El gobierno
británico de Theresa May va a obligar a las empresas a declarar el número de extranjeros
a los que dan empleo. La idea se plantea como una medida de presión, y lo que
se trata de evitar es que un inmigrante ocupe un puesto de trabajo que podría
desarrollar un ciudadano británico. También se tiene intención de restringir la
matriculación de estudiantes extranjeros en las universidades. Solo los «más
brillantes y mejores» accederán al privilegio de estudiar en las aulas
británicas a partir de la desconexión con la Unión Europea, prevista para marzo
de 2017.
Han pasado muy
pocos años desde que se derribó el muro de Berlín y cayó el denominado “telón
de acero”, y no paramos de levantar nuevos muros, solo que ahora no son considerados
ominosos, y se tiene buen cuidado de utilizar nombres distintos para
designarlos. (No siempre; ahí está el muro muy físico y disuasorio que Donald
Trump amenaza con levantar, si es elegido presidente en noviembre, a lo largo
de toda la frontera de Estados Unidos con México.)
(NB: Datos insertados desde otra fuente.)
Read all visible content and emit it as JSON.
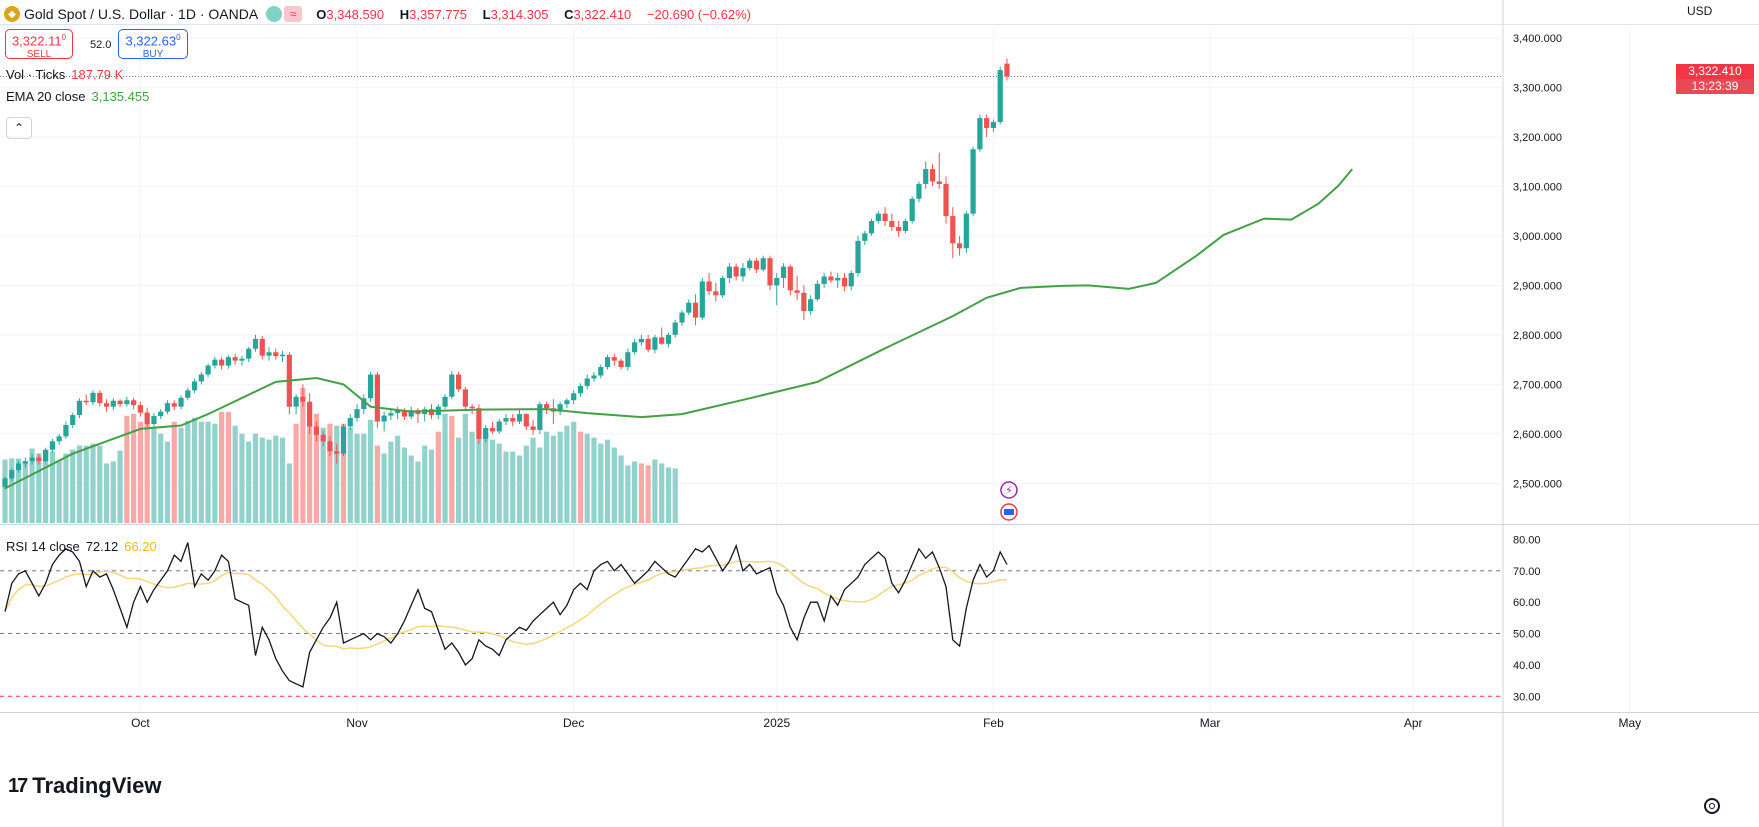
{
  "header": {
    "symbol_logo": "gold-logo-icon",
    "title": "Gold Spot / U.S. Dollar · 1D · OANDA",
    "ohlc": {
      "o_label": "O",
      "o": "3,348.590",
      "h_label": "H",
      "h": "3,357.775",
      "l_label": "L",
      "l": "3,314.305",
      "c_label": "C",
      "c": "3,322.410",
      "change": "−20.690 (−0.62%)"
    },
    "sell": {
      "price": "3,322.11",
      "sup": "0",
      "label": "SELL"
    },
    "buy": {
      "price": "3,322.63",
      "sup": "0",
      "label": "BUY"
    },
    "spread": "52.0"
  },
  "indicators": {
    "volume": {
      "label": "Vol · Ticks",
      "value": "187.79 K"
    },
    "ema": {
      "label": "EMA 20 close",
      "value": "3,135.455"
    },
    "rsi": {
      "label": "RSI 14 close",
      "value": "72.12",
      "ma_value": "66.20"
    }
  },
  "currency": "USD",
  "last_price_tag": {
    "price": "3,322.410",
    "countdown": "13:23:39"
  },
  "branding": "TradingView",
  "colors": {
    "up": "#26a69a",
    "down": "#ef5350",
    "ema": "#43a047",
    "rsi": "#131722",
    "rsi_ma": "#f5d77a",
    "vol_up": "#92d2cc",
    "vol_down": "#f7a9a7"
  },
  "chart_data": {
    "type": "candlestick",
    "title": "Gold Spot / U.S. Dollar · 1D · OANDA",
    "price_axis": {
      "range": [
        2420,
        3420
      ],
      "ticks": [
        "2,500.000",
        "2,600.000",
        "2,700.000",
        "2,800.000",
        "2,900.000",
        "3,000.000",
        "3,100.000",
        "3,200.000",
        "3,300.000",
        "3,400.000"
      ]
    },
    "rsi_axis": {
      "range": [
        25,
        83
      ],
      "ticks": [
        "30.00",
        "40.00",
        "50.00",
        "60.00",
        "70.00",
        "80.00"
      ],
      "overbought": 70,
      "oversold": 30,
      "mid": 50
    },
    "time_axis": [
      "Oct",
      "Nov",
      "Dec",
      "2025",
      "Feb",
      "Mar",
      "Apr",
      "May"
    ],
    "time_axis_bar_index": [
      20,
      52,
      84,
      114,
      146,
      178,
      208,
      240
    ],
    "ohlc": [
      [
        2493,
        2514,
        2488,
        2510
      ],
      [
        2510,
        2530,
        2505,
        2527
      ],
      [
        2527,
        2545,
        2522,
        2540
      ],
      [
        2540,
        2552,
        2532,
        2545
      ],
      [
        2545,
        2560,
        2538,
        2552
      ],
      [
        2552,
        2560,
        2538,
        2545
      ],
      [
        2545,
        2572,
        2542,
        2568
      ],
      [
        2568,
        2590,
        2562,
        2585
      ],
      [
        2585,
        2600,
        2578,
        2595
      ],
      [
        2595,
        2625,
        2590,
        2618
      ],
      [
        2618,
        2643,
        2612,
        2638
      ],
      [
        2638,
        2672,
        2632,
        2667
      ],
      [
        2667,
        2680,
        2658,
        2664
      ],
      [
        2664,
        2688,
        2658,
        2683
      ],
      [
        2683,
        2688,
        2656,
        2662
      ],
      [
        2662,
        2670,
        2645,
        2655
      ],
      [
        2655,
        2672,
        2648,
        2667
      ],
      [
        2667,
        2670,
        2654,
        2660
      ],
      [
        2660,
        2675,
        2655,
        2668
      ],
      [
        2668,
        2672,
        2650,
        2658
      ],
      [
        2658,
        2665,
        2635,
        2643
      ],
      [
        2643,
        2653,
        2615,
        2620
      ],
      [
        2620,
        2642,
        2613,
        2636
      ],
      [
        2636,
        2650,
        2630,
        2645
      ],
      [
        2645,
        2668,
        2640,
        2662
      ],
      [
        2662,
        2668,
        2648,
        2655
      ],
      [
        2655,
        2678,
        2650,
        2673
      ],
      [
        2673,
        2693,
        2668,
        2688
      ],
      [
        2688,
        2712,
        2682,
        2706
      ],
      [
        2706,
        2725,
        2700,
        2720
      ],
      [
        2720,
        2742,
        2715,
        2738
      ],
      [
        2738,
        2756,
        2732,
        2750
      ],
      [
        2750,
        2755,
        2730,
        2738
      ],
      [
        2738,
        2760,
        2732,
        2755
      ],
      [
        2755,
        2762,
        2740,
        2748
      ],
      [
        2748,
        2758,
        2738,
        2752
      ],
      [
        2752,
        2776,
        2745,
        2772
      ],
      [
        2772,
        2800,
        2766,
        2792
      ],
      [
        2792,
        2798,
        2750,
        2758
      ],
      [
        2758,
        2775,
        2748,
        2765
      ],
      [
        2765,
        2772,
        2750,
        2757
      ],
      [
        2757,
        2768,
        2745,
        2760
      ],
      [
        2760,
        2765,
        2640,
        2655
      ],
      [
        2655,
        2680,
        2640,
        2675
      ],
      [
        2675,
        2700,
        2655,
        2665
      ],
      [
        2665,
        2682,
        2600,
        2615
      ],
      [
        2615,
        2625,
        2585,
        2598
      ],
      [
        2598,
        2606,
        2575,
        2585
      ],
      [
        2585,
        2596,
        2555,
        2565
      ],
      [
        2565,
        2580,
        2540,
        2560
      ],
      [
        2560,
        2620,
        2555,
        2615
      ],
      [
        2615,
        2640,
        2608,
        2632
      ],
      [
        2632,
        2660,
        2625,
        2650
      ],
      [
        2650,
        2680,
        2640,
        2672
      ],
      [
        2672,
        2725,
        2665,
        2720
      ],
      [
        2720,
        2725,
        2612,
        2625
      ],
      [
        2625,
        2645,
        2605,
        2637
      ],
      [
        2637,
        2650,
        2628,
        2642
      ],
      [
        2642,
        2655,
        2630,
        2648
      ],
      [
        2648,
        2652,
        2628,
        2635
      ],
      [
        2635,
        2655,
        2630,
        2648
      ],
      [
        2648,
        2652,
        2622,
        2640
      ],
      [
        2640,
        2655,
        2625,
        2650
      ],
      [
        2650,
        2660,
        2630,
        2638
      ],
      [
        2638,
        2660,
        2630,
        2655
      ],
      [
        2655,
        2680,
        2650,
        2675
      ],
      [
        2675,
        2727,
        2670,
        2720
      ],
      [
        2720,
        2725,
        2685,
        2690
      ],
      [
        2690,
        2695,
        2650,
        2655
      ],
      [
        2655,
        2660,
        2640,
        2652
      ],
      [
        2652,
        2660,
        2580,
        2590
      ],
      [
        2590,
        2618,
        2583,
        2612
      ],
      [
        2612,
        2625,
        2600,
        2605
      ],
      [
        2605,
        2630,
        2600,
        2625
      ],
      [
        2625,
        2640,
        2618,
        2632
      ],
      [
        2632,
        2640,
        2615,
        2625
      ],
      [
        2625,
        2650,
        2620,
        2640
      ],
      [
        2640,
        2642,
        2608,
        2615
      ],
      [
        2615,
        2628,
        2598,
        2608
      ],
      [
        2608,
        2665,
        2600,
        2660
      ],
      [
        2660,
        2665,
        2640,
        2652
      ],
      [
        2652,
        2670,
        2620,
        2645
      ],
      [
        2645,
        2665,
        2638,
        2660
      ],
      [
        2660,
        2672,
        2652,
        2668
      ],
      [
        2668,
        2688,
        2660,
        2682
      ],
      [
        2682,
        2702,
        2675,
        2697
      ],
      [
        2697,
        2720,
        2690,
        2712
      ],
      [
        2712,
        2725,
        2705,
        2718
      ],
      [
        2718,
        2740,
        2712,
        2735
      ],
      [
        2735,
        2760,
        2730,
        2755
      ],
      [
        2755,
        2762,
        2738,
        2748
      ],
      [
        2748,
        2752,
        2730,
        2735
      ],
      [
        2735,
        2772,
        2728,
        2765
      ],
      [
        2765,
        2792,
        2760,
        2785
      ],
      [
        2785,
        2800,
        2778,
        2792
      ],
      [
        2792,
        2800,
        2765,
        2770
      ],
      [
        2770,
        2800,
        2763,
        2795
      ],
      [
        2795,
        2815,
        2780,
        2782
      ],
      [
        2782,
        2805,
        2775,
        2800
      ],
      [
        2800,
        2830,
        2795,
        2825
      ],
      [
        2825,
        2850,
        2818,
        2845
      ],
      [
        2845,
        2872,
        2840,
        2865
      ],
      [
        2865,
        2882,
        2820,
        2835
      ],
      [
        2835,
        2915,
        2830,
        2908
      ],
      [
        2908,
        2925,
        2880,
        2888
      ],
      [
        2888,
        2905,
        2868,
        2880
      ],
      [
        2880,
        2920,
        2875,
        2915
      ],
      [
        2915,
        2945,
        2905,
        2938
      ],
      [
        2938,
        2944,
        2910,
        2918
      ],
      [
        2918,
        2945,
        2908,
        2935
      ],
      [
        2935,
        2955,
        2930,
        2950
      ],
      [
        2950,
        2955,
        2925,
        2932
      ],
      [
        2932,
        2960,
        2928,
        2955
      ],
      [
        2955,
        2960,
        2890,
        2900
      ],
      [
        2900,
        2925,
        2860,
        2915
      ],
      [
        2915,
        2945,
        2895,
        2938
      ],
      [
        2938,
        2942,
        2880,
        2890
      ],
      [
        2890,
        2920,
        2870,
        2885
      ],
      [
        2885,
        2900,
        2830,
        2848
      ],
      [
        2848,
        2880,
        2840,
        2872
      ],
      [
        2872,
        2910,
        2868,
        2903
      ],
      [
        2903,
        2925,
        2895,
        2918
      ],
      [
        2918,
        2928,
        2905,
        2910
      ],
      [
        2910,
        2925,
        2895,
        2915
      ],
      [
        2915,
        2925,
        2888,
        2898
      ],
      [
        2898,
        2930,
        2890,
        2925
      ],
      [
        2925,
        3000,
        2918,
        2990
      ],
      [
        2990,
        3010,
        2982,
        3005
      ],
      [
        3005,
        3035,
        3000,
        3030
      ],
      [
        3030,
        3050,
        3025,
        3045
      ],
      [
        3045,
        3058,
        3020,
        3030
      ],
      [
        3030,
        3045,
        3010,
        3018
      ],
      [
        3018,
        3030,
        2998,
        3010
      ],
      [
        3010,
        3035,
        3005,
        3030
      ],
      [
        3030,
        3080,
        3025,
        3075
      ],
      [
        3075,
        3110,
        3068,
        3105
      ],
      [
        3105,
        3150,
        3095,
        3135
      ],
      [
        3135,
        3145,
        3100,
        3110
      ],
      [
        3110,
        3168,
        3095,
        3105
      ],
      [
        3105,
        3120,
        3025,
        3040
      ],
      [
        3040,
        3058,
        2955,
        2985
      ],
      [
        2985,
        3000,
        2960,
        2975
      ],
      [
        2975,
        3050,
        2965,
        3045
      ],
      [
        3045,
        3180,
        3040,
        3175
      ],
      [
        3175,
        3245,
        3170,
        3238
      ],
      [
        3238,
        3245,
        3200,
        3218
      ],
      [
        3218,
        3235,
        3210,
        3230
      ],
      [
        3230,
        3342,
        3225,
        3335
      ],
      [
        3348,
        3358,
        3314,
        3322
      ]
    ],
    "ema20": [
      [
        0,
        2490
      ],
      [
        10,
        2560
      ],
      [
        20,
        2610
      ],
      [
        26,
        2617
      ],
      [
        30,
        2640
      ],
      [
        40,
        2705
      ],
      [
        46,
        2713
      ],
      [
        50,
        2700
      ],
      [
        54,
        2655
      ],
      [
        60,
        2645
      ],
      [
        70,
        2649
      ],
      [
        80,
        2650
      ],
      [
        86,
        2642
      ],
      [
        94,
        2634
      ],
      [
        100,
        2640
      ],
      [
        110,
        2672
      ],
      [
        120,
        2705
      ],
      [
        130,
        2773
      ],
      [
        140,
        2838
      ],
      [
        145,
        2875
      ],
      [
        150,
        2895
      ],
      [
        156,
        2899
      ],
      [
        160,
        2900
      ],
      [
        166,
        2893
      ],
      [
        170,
        2905
      ],
      [
        176,
        2960
      ],
      [
        180,
        3002
      ],
      [
        186,
        3035
      ],
      [
        190,
        3033
      ],
      [
        194,
        3065
      ],
      [
        197,
        3102
      ],
      [
        199,
        3135
      ]
    ],
    "volume_k": [
      [
        64,
        "u"
      ],
      [
        65,
        "u"
      ],
      [
        65,
        "u"
      ],
      [
        62,
        "u"
      ],
      [
        75,
        "u"
      ],
      [
        70,
        "u"
      ],
      [
        72,
        "u"
      ],
      [
        72,
        "u"
      ],
      [
        63,
        "u"
      ],
      [
        70,
        "u"
      ],
      [
        74,
        "u"
      ],
      [
        78,
        "u"
      ],
      [
        78,
        "u"
      ],
      [
        80,
        "u"
      ],
      [
        78,
        "u"
      ],
      [
        60,
        "u"
      ],
      [
        62,
        "u"
      ],
      [
        73,
        "u"
      ],
      [
        108,
        "d"
      ],
      [
        110,
        "d"
      ],
      [
        102,
        "d"
      ],
      [
        100,
        "d"
      ],
      [
        96,
        "u"
      ],
      [
        90,
        "u"
      ],
      [
        82,
        "u"
      ],
      [
        102,
        "d"
      ],
      [
        96,
        "u"
      ],
      [
        103,
        "u"
      ],
      [
        106,
        "u"
      ],
      [
        102,
        "u"
      ],
      [
        102,
        "u"
      ],
      [
        100,
        "u"
      ],
      [
        112,
        "d"
      ],
      [
        112,
        "d"
      ],
      [
        98,
        "u"
      ],
      [
        90,
        "u"
      ],
      [
        82,
        "u"
      ],
      [
        90,
        "u"
      ],
      [
        86,
        "u"
      ],
      [
        84,
        "u"
      ],
      [
        88,
        "u"
      ],
      [
        86,
        "u"
      ],
      [
        60,
        "u"
      ],
      [
        100,
        "d"
      ],
      [
        136,
        "d"
      ],
      [
        100,
        "d"
      ],
      [
        110,
        "d"
      ],
      [
        96,
        "u"
      ],
      [
        100,
        "d"
      ],
      [
        98,
        "u"
      ],
      [
        100,
        "d"
      ],
      [
        96,
        "u"
      ],
      [
        90,
        "u"
      ],
      [
        90,
        "u"
      ],
      [
        104,
        "u"
      ],
      [
        78,
        "d"
      ],
      [
        70,
        "u"
      ],
      [
        82,
        "u"
      ],
      [
        88,
        "u"
      ],
      [
        76,
        "u"
      ],
      [
        68,
        "u"
      ],
      [
        62,
        "u"
      ],
      [
        78,
        "u"
      ],
      [
        74,
        "u"
      ],
      [
        92,
        "d"
      ],
      [
        110,
        "u"
      ],
      [
        108,
        "d"
      ],
      [
        86,
        "u"
      ],
      [
        110,
        "u"
      ],
      [
        92,
        "u"
      ],
      [
        86,
        "u"
      ],
      [
        90,
        "u"
      ],
      [
        84,
        "u"
      ],
      [
        80,
        "u"
      ],
      [
        72,
        "u"
      ],
      [
        72,
        "u"
      ],
      [
        68,
        "u"
      ],
      [
        78,
        "u"
      ],
      [
        86,
        "u"
      ],
      [
        76,
        "u"
      ],
      [
        92,
        "u"
      ],
      [
        88,
        "u"
      ],
      [
        92,
        "u"
      ],
      [
        98,
        "u"
      ],
      [
        102,
        "u"
      ],
      [
        92,
        "d"
      ],
      [
        90,
        "u"
      ],
      [
        86,
        "u"
      ],
      [
        80,
        "u"
      ],
      [
        84,
        "u"
      ],
      [
        76,
        "u"
      ],
      [
        68,
        "u"
      ],
      [
        58,
        "u"
      ],
      [
        62,
        "u"
      ],
      [
        60,
        "d"
      ],
      [
        58,
        "d"
      ],
      [
        64,
        "u"
      ],
      [
        60,
        "u"
      ],
      [
        56,
        "u"
      ],
      [
        55,
        "u"
      ]
    ],
    "rsi": [
      57,
      66,
      69,
      70,
      66,
      62,
      66,
      72,
      75,
      77,
      76,
      73,
      65,
      70,
      68,
      69,
      64,
      58,
      52,
      60,
      65,
      60,
      64,
      67,
      70,
      75,
      73,
      79,
      65,
      69,
      67,
      70,
      75,
      73,
      61,
      60,
      59,
      43,
      52,
      48,
      42,
      38,
      35,
      34,
      33,
      44,
      48,
      52,
      55,
      60,
      47,
      48,
      49,
      50,
      48,
      50,
      49,
      47,
      50,
      54,
      59,
      64,
      58,
      57,
      51,
      45,
      47,
      44,
      40,
      42,
      48,
      46,
      45,
      43,
      48,
      50,
      52,
      51,
      54,
      56,
      58,
      60,
      56,
      59,
      64,
      66,
      64,
      70,
      72,
      73,
      70,
      72,
      69,
      66,
      68,
      70,
      73,
      71,
      69,
      68,
      71,
      74,
      77,
      76,
      78,
      74,
      70,
      73,
      78,
      70,
      72,
      69,
      70,
      71,
      63,
      59,
      52,
      48,
      55,
      60,
      60,
      54,
      62,
      59,
      64,
      66,
      68,
      72,
      74,
      76,
      74,
      66,
      63,
      67,
      72,
      77,
      74,
      76,
      71,
      65,
      48,
      46,
      58,
      67,
      72,
      68,
      70,
      76,
      72
    ]
  }
}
La globalización imparable
de los mercados de capitales implica la libre circulación de las mercancías y
la radicación libérrima de las empresas bajo banderas de conveniencia allá
donde encuentran legislaciones amigables para aliviar sus obligaciones
fiscales; pero de forma paradójica, bajo el nuevo paradigma cada vez son mayores
las restricciones a la circulación de las personas. Ahora resulta que van a ser
patrimonio exclusivo de la nación, no ya los medios de
producción, atrincherados en el sancta sanctorum de la propiedad privada, ni la riqueza
material que dichos medios generan, que es una riqueza transnacional e
ilimitada; sino la designación de las personas que han de ocupar los puestos de
trabajo.
El mismo Estado que
ha renunciado a buena parte de sus viejas prerrogativas en el campo de la
economía, a fin de poner en manos del capital privado la generación de empleo
inyectándole dineros públicos recaudados predominantemente de las rentas del
trabajo, ahora se dispone a retomar las riendas en la precisa cuestión del
trabajo. No para establecer garantías contra los abusos del dador de empleo en las
condiciones laborales en el interior de la empresa, conviene aclararlo. La
organización interna de la producción seguirá siendo un ámbito exclusivo de la
privacidad del empresario. Lo que será público en cambio, y se exigirá
rendición exacta de cuentas sobre ello, será el derecho preferente de la nacionalidad
propia sobre todas las restantes, en la composición de la fuerza de trabajo
asalariada. Ningún puesto de trabajo susceptible de ser ocupado por un nacional
podrá ser ocupado por un inmigrante.
Pasa en Gran
Bretaña, pero también en Hungría, en Polonia, en otros lugares con otras formas
sutilmente diferenciadas en el detalle pero coincidentes en el fondo. También
en España, con tintes sofocados de racismo y de sexismo. Así viene a
deshilacharse la explosión de libertad que representaron en su día el derribo
del Muro por antonomasia, y el sueño de la unidad europea puesto en pie por una
generación de soñadores que supieron ver, más allá de aduanas, de muros y de
alambradas, la igualdad radical de derechos entre personas de raza, sexo, cultura,
religión y condición social diferentes.